Deep Neural Networks and Why They Rule the World (Mostly)
A significant portion of machine learning approaches are linear in nature — i.e. they take a look at training data observations and try to find the slope and intercept of the line that best fits that data. For example, let’s assume we have a training data set that has a shape something like this:
While there are some outlying observations, the general trend for this data is as the x-axis moves to the right, the y-axis goes up. Therefore, a linear model is an appropriate approach for inference. The prediction visualized might look something like this:
This is all well and good, so long as your data have a relatively straightforward distribution like this. However, in the real world, for really complex data and predictions, the data are rarely that straightforward. Take, for example, the scenario where your data look like this:
You can still use linear models to find the “best fit” from a mathematical perspective. It might look something like this:
In all likelihood, however, this model is going to perform very poorly in the real world. When you run into these kinds of data, what you really need are machine learning models that can learn more complex functions, and at the end, give you something that looks more like this from a prediction standpoint:
There are two primary ways I know of to approach this: Decision Trees, and Neural Networks.
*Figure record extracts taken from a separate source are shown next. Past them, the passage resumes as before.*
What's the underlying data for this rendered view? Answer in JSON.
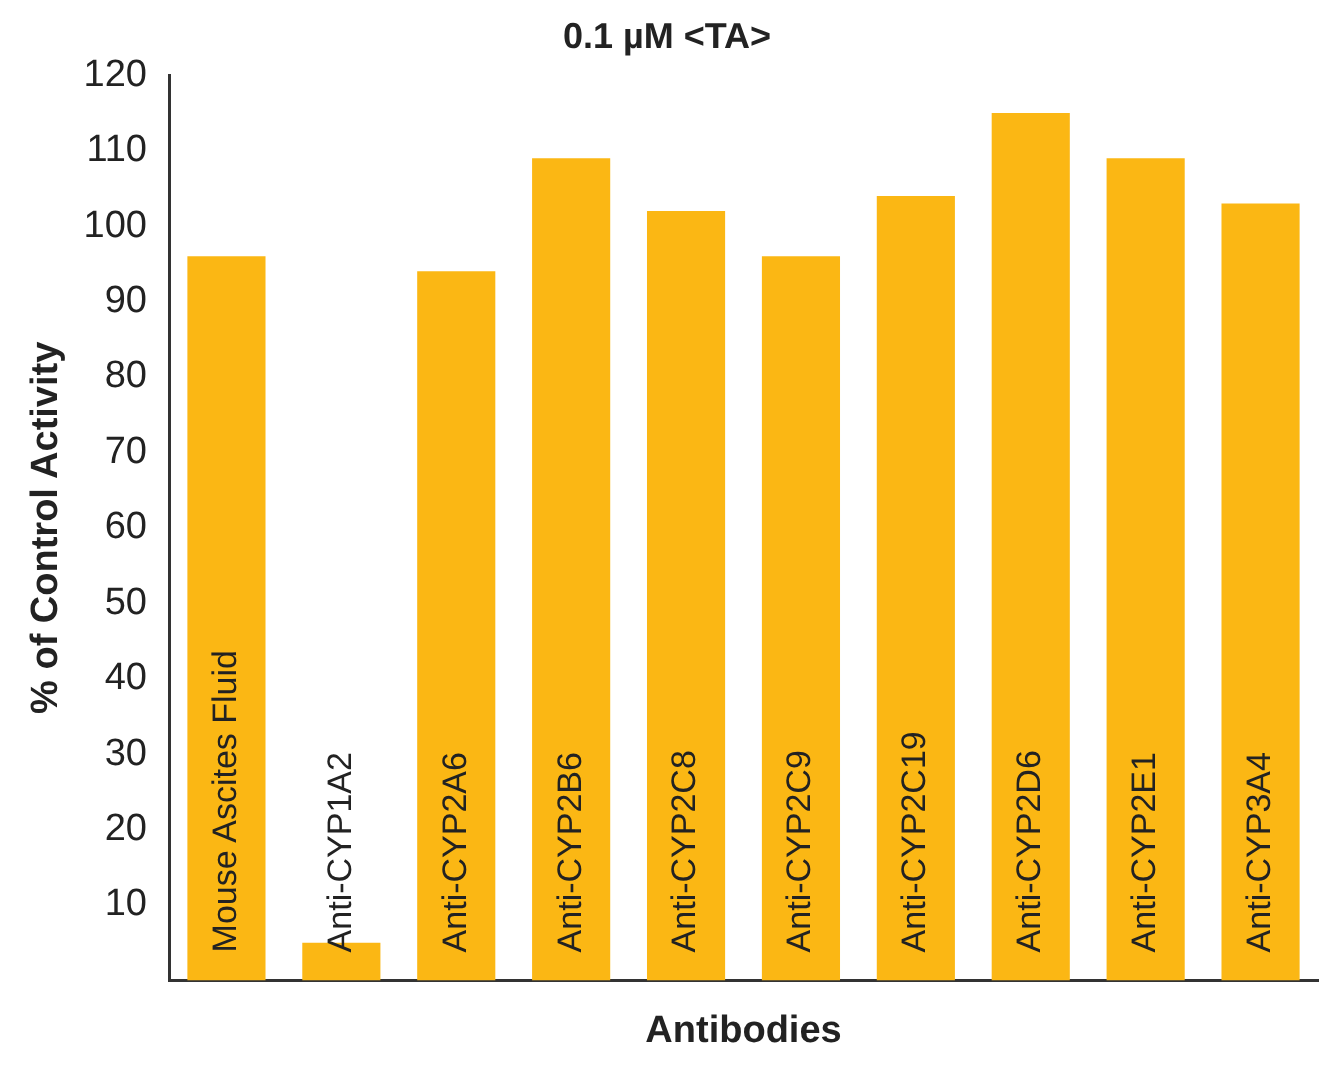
{
  "chart_data": {
    "type": "bar",
    "title": "0.1 µM <TA>",
    "xlabel": "Antibodies",
    "ylabel": "% of Control Activity",
    "categories": [
      "Mouse Ascites Fluid",
      "Anti-CYP1A2",
      "Anti-CYP2A6",
      "Anti-CYP2B6",
      "Anti-CYP2C8",
      "Anti-CYP2C9",
      "Anti-CYP2C19",
      "Anti-CYP2D6",
      "Anti-CYP2E1",
      "Anti-CYP3A4"
    ],
    "values": [
      96,
      5,
      94,
      109,
      102,
      96,
      104,
      115,
      109,
      103
    ],
    "color": "#fbb714",
    "ylim": [
      0,
      120
    ],
    "yticks": [
      10,
      20,
      30,
      40,
      50,
      60,
      70,
      80,
      90,
      100,
      110,
      120
    ],
    "grid": false,
    "legend": false
  }
}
For really, really complicated problems like images and language, Neural Networks currently rule the world, and for standard tabular data, they’re getting there. So how do they work and what makes them so powerful?
At a basic level, Neural Networks are very similar to our old friend the Perceptron. They start by working through the data and generating a linear separator.
At the point where the error passes a certain threshold, the Neural Network will stop, mark its spot, and change direction in the direction of the error, once again generating a linear separator, but this time starting at that point. It would visualize something like this:
This process repeats, and can repeat as many times as needed to achieve a predictive model with an arbitrarily good fit. A simple example on our current image might look something like this:
And since you can repeat this process, continually smoothing the curves to better and better fit the data, you can eventually end up with a predictive model that looks like the “perfect” function we envisioned earlier.
This comes with challenges, of course — the most obvious one perhaps being the risk of overfitting, but there are ways to address that, and if I can find time, I’ll put together a post specifically on regularization and how it works for Neural Networks and other machine learning approaches. The other big challenge with Neural Networks is that all of this line drawing, and eventually getting down to super smooth, accurate functions, can be extremely computationally expensive. Thus, while Neural Networks aren’t always the best choice for every machine learning problem (they need a lot of data, the more features the better, and explainability — while doable, is more complex than with some other approaches), they are the de facto standard for some of the hardest challenges in machine learning today, and are unlikely to be removed from that perch any time soon.